The Aug. 12, 2009 letter from Richard LeBaron, the charge d’affaires at the U.S. Embassy in London, to Scottish First Minister Alex Salmond sets out the views of the American government as Scotland grappled with whether to release Abdel Baset al-Megrahi, the only person convicted in the bombing attack on Pan Am Flight 103.
“The United States maintains its view that in light of the scope of Megrahi’s crime, its heinous nature, and its continuing and devastating impact on the victims and their families, it would be most appropriate for Megrahi to remain imprisoned for the entirety of his sentence,” the letter says, declaring the U.S was not willing to support his release on either compassionate grounds or under a prisoner transfer agreement…The (U.S.) senators will also probe whether an exploration deal between Libya and London-based oil company BP had an impact on the decision to release al-Megrahi…And if Scotland did decide to free al-Megrahi on grounds of ill health, the U.S. asked that he be forbidden from traveling outside the country to ensure that he didn’t receive a hero’s welcome in Libya.
Thousands turned out to cheer al-Megrahi as his flight landed in Tripoli, scenes the British government described as “deeply distressing.”* Link.
Annoyance that the U.S. seemed to be trying to interfere with the justice system in another country should be tempered by the knowledge that foreign nationals have put their two cents in on a number of U.S. criminal cases, including that of Mumia Abu-Jamal (convicted of murdering a Philadelphia policeman), who’s been named an honorary citizen of 25 cities around the world and had a street in Paris named after him.
Since the US Senate is involved in both internal lawmaking and treaty approval, senators certainly have a role in exploring the events that led to the release of a criminal such as Al Megrahi. For example, they could conclude that the laws of other countries are insufficient in the goal of providing justice under such circumstances, and strengthen US law in the area of a US prosecution for these kinds of acts, even if they don’t take place on American soil (or in American air.)
So to the extent that the OP is suggesting that the U.S. has no interest at all in the decision to release Al M, I disagree.
But UK government officials are actors for a sovereign government. And the OP is right that the U.S. has no right or justification to “demand,” that they do anything, or to suggest it’s “outrageous” if they do not.

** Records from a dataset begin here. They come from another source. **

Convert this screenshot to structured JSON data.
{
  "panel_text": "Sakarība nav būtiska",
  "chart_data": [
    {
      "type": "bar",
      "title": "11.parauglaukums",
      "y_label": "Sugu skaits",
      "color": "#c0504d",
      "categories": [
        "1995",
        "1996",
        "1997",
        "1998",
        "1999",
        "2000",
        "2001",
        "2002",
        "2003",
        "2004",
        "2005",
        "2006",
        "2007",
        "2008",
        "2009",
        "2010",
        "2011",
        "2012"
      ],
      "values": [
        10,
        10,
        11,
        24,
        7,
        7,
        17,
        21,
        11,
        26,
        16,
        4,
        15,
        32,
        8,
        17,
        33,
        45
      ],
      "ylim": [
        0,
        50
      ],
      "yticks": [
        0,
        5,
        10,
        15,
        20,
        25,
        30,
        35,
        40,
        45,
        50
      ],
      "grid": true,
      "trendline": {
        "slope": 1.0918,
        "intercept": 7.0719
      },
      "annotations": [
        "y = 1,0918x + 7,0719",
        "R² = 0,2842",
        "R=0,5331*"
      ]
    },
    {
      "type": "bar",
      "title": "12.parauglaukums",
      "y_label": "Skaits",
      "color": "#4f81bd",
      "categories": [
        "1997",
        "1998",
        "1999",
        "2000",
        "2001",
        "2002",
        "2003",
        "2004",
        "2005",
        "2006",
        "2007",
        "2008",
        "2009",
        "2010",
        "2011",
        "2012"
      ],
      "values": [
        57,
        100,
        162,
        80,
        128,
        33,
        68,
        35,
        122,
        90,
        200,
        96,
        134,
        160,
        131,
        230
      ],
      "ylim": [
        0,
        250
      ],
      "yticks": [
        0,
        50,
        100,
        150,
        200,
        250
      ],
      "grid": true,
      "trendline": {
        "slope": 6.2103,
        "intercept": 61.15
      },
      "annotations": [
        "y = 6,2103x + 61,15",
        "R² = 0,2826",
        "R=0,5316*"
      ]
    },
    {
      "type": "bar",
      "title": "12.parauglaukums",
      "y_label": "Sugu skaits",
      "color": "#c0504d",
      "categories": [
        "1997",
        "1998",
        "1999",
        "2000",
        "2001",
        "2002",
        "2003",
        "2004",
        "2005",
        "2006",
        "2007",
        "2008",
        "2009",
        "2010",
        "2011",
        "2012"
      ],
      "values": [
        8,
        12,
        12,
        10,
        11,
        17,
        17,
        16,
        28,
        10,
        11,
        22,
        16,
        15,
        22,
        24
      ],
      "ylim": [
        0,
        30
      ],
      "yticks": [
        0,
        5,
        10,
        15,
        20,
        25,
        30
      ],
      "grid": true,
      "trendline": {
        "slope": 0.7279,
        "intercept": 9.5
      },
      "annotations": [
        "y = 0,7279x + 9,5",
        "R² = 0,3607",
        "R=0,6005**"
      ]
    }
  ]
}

The U.S. can certainly say something like, “We are going to hold hearings on the issue, hearings designed to inform us on the underlying facts and as a predicate to modifying U.S. law with respect to extradition treaties, concurrent jurisdiction, and the like. You are cordially invited to attend, and we hope you do, because it would be unfortunate to make these kinds of decisions without your valuable input.”
I can see no cause for UK offense at that statement. I agree that the idea that US lawmakers can summon, can order UK officials to appear is itself outrageous.
I’m surprised at you Bricker. You’re certainly savvy enough to know that there’s a hell of a lot more to this case than you’ve suggested. You don’t think that perhaps there’s a modicum of disengenuity about the current posturing, given that the last thing the US (and the English/Scottish Govts) wanted was an appeal that was going to expose all kinds of shady dealings in the case, and potentially highlight the fact that the ‘criminal’ in this case might not have been convicted on the most secure of grounds?